Ikan di lautan dalam biasa digambarkan punya bentuk yang menyeramkan dan aneh. Mengapa demikian?
Hidup di lautan dalam tidak semudah di lautan dangkal, sehingga ikan yang memiliki habitat di lautan dalam perlu penyesuaian termasuk dari bentuk tubuh yang akhirnya membuat sejumlah ikan tampak aneh.
Lautan dalam mencakup 90 persen air di lautan, tetapi hanya menampung sepertiga populasi ikan dunia. Para peneliti menyebut hal ini dikarenakan perairan dangkal memiliki suhu yang hangat dan lebih banyak sumber daya, menjadikannya lokasi menarik bagi spesies baru untuk berevolusi dan berkembang.
Meski demikian, sebuah penelitian terbaru yang dipimpin Elizabeth Miller dari University of Washington menyebut laut dalam yang gelap dan dingin pernah menjadi tempat favorit ikan-ikan.
Tidak semua spesies memiliki kombinasi sifat dan fisik yang tepat untuk bertahan hidup di laut dalam dan memanfaatkan sumber daya yang relatif terbatas di luar jangkauan sinar matahari.
“Untuk berevolusi menjadi spesies baru di laut dalam, pertama-tama Anda harus sampai di sana,” kata Miller, seperti dikutip situs University of Washington.
“Apa yang kami temukan adalah bahwa tidak hanya tingkat spesialisasi yang berubah-ubah dari waktu ke waktu, tetapi juga seperti apa rupa ikan laut dalam,” tambahnya.

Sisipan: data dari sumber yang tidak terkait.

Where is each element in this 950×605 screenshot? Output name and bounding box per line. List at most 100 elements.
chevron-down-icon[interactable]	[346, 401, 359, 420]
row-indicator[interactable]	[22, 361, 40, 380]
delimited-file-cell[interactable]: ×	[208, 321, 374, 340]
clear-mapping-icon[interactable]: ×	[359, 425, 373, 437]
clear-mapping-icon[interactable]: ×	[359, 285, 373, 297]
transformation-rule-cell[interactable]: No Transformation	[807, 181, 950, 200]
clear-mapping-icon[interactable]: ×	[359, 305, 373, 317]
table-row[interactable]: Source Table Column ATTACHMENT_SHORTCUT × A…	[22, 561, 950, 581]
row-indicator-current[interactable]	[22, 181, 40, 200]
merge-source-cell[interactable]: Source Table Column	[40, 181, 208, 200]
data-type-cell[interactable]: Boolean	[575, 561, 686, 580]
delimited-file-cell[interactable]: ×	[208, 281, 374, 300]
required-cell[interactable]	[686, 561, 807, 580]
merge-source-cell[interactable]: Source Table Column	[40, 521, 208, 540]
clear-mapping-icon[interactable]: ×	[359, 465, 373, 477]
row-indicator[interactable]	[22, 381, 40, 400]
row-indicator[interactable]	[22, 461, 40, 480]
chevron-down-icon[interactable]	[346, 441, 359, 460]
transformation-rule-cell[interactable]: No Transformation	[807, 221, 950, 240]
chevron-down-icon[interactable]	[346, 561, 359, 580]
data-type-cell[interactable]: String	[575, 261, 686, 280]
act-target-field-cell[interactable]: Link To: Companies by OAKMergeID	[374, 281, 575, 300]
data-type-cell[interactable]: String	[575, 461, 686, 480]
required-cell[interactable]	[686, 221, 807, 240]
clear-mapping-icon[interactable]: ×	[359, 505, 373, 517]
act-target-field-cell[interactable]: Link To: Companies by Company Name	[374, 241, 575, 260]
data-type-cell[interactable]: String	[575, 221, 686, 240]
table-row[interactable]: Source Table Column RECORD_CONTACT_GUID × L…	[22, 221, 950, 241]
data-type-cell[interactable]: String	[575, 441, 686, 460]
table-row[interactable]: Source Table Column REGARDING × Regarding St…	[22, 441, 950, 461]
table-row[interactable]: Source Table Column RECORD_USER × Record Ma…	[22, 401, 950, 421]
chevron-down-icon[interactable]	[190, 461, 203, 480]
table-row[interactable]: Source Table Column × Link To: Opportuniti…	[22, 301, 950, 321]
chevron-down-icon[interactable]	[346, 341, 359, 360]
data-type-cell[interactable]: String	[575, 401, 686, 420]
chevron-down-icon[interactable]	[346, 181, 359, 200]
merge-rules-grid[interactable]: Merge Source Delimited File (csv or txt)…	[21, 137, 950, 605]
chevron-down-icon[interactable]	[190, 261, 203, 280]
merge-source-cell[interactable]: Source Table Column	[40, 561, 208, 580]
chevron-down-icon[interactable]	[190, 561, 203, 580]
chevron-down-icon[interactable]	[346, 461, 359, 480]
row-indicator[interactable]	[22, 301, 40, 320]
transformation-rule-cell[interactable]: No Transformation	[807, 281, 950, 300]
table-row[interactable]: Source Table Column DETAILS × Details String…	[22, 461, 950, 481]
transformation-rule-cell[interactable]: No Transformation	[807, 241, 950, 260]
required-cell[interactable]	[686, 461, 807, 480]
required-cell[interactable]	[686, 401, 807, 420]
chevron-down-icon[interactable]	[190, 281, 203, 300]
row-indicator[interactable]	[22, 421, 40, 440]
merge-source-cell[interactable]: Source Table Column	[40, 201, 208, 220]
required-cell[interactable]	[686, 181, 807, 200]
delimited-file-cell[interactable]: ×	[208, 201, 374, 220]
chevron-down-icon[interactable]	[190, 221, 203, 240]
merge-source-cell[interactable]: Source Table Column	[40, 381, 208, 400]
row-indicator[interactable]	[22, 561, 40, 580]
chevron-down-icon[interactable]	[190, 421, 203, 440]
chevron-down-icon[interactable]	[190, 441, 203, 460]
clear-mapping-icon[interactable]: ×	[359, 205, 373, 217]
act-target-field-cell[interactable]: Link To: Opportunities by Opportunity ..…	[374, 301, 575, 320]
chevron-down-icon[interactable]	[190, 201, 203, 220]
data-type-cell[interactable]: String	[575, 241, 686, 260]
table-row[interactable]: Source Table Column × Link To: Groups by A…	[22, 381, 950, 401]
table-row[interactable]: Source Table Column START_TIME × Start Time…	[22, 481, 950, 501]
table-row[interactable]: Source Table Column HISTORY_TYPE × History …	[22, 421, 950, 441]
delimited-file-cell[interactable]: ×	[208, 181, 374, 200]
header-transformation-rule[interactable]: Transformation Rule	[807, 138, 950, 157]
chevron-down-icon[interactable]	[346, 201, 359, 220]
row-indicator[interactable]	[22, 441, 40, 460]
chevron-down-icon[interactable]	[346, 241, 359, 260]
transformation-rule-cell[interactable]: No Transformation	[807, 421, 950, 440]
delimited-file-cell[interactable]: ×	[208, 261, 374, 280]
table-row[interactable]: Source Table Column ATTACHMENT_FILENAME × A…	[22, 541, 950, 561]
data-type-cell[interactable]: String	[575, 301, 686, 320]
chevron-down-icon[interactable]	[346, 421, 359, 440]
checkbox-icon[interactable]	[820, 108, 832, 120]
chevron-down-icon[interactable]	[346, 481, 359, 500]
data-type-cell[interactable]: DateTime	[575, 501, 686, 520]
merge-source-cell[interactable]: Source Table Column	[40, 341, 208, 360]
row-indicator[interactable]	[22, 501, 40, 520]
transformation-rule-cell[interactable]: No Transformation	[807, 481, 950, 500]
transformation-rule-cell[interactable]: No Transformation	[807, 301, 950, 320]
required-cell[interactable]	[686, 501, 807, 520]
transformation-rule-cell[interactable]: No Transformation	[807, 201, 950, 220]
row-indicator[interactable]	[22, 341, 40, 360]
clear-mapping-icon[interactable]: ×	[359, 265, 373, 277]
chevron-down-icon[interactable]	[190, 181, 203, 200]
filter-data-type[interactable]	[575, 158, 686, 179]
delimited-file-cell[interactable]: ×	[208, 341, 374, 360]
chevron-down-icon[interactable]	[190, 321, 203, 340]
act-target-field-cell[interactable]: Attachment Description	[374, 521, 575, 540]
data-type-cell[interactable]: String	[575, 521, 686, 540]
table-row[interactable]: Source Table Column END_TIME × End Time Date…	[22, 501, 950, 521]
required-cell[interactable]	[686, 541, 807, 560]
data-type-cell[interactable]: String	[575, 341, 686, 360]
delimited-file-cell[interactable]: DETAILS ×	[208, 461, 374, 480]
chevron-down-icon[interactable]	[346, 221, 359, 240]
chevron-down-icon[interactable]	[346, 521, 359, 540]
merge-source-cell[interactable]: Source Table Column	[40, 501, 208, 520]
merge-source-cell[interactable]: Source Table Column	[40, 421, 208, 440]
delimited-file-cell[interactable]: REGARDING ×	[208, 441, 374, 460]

Ikan paling awal yang mampu bertransisi ke kehidupan di laut dalam cenderung memiliki rahang yang besar. Ini kemungkinan memberi mereka lebih banyak kesempatan untuk menangkap makanan, yang bisa jadi langka di kedalaman.
Para peneliti juga menemukan ikan yang memiliki ekor yang lebih panjang dan meruncing cenderung paling berhasil melakukan transisi ke perairan dalam. Ini memungkinkan mereka menghemat energi dengan meluncur di sepanjang dasar laut alih-alih berenang di kolom air.
“Jika Anda melihat siapa yang hidup di laut dalam saat ini, beberapa spesies memiliki tubuh yang meruncing dan yang lainnya memiliki rahang yang besar, menakutkan, dan bergigi,” kata Miller yang juga mempublikasikan hasil studinya di jurnal PNAS dengan judul Alternating regimes of shallow and deep-sea diversification explain a species-richness paradox in marine fishes.
“Kedua model tubuh itu mewakili nenek moyang yang menjajah laut dalam selama jutaan tahun,” lanjutnya.
Miller berharap penelitian di masa depan dapat membangun temuan ini dan menyelidiki bagaimana ikan laut dalam modern akan merespons perubahan iklim, dan berpotensi berubah menjadi upaya konservasi.
“Apa yang kami pelajari dari penelitian ini adalah bahwa ikan laut dalam cenderung hidup dengan baik saat lautan lebih dingin, tetapi dengan perubahan iklim, lautan menjadi lebih hangat,” katanya.
“Kita bisa berharap bahwa ini benar-benar akan berdampak pada ikan di laut dalam di tahun-tahun mendatang,” pungkasnya.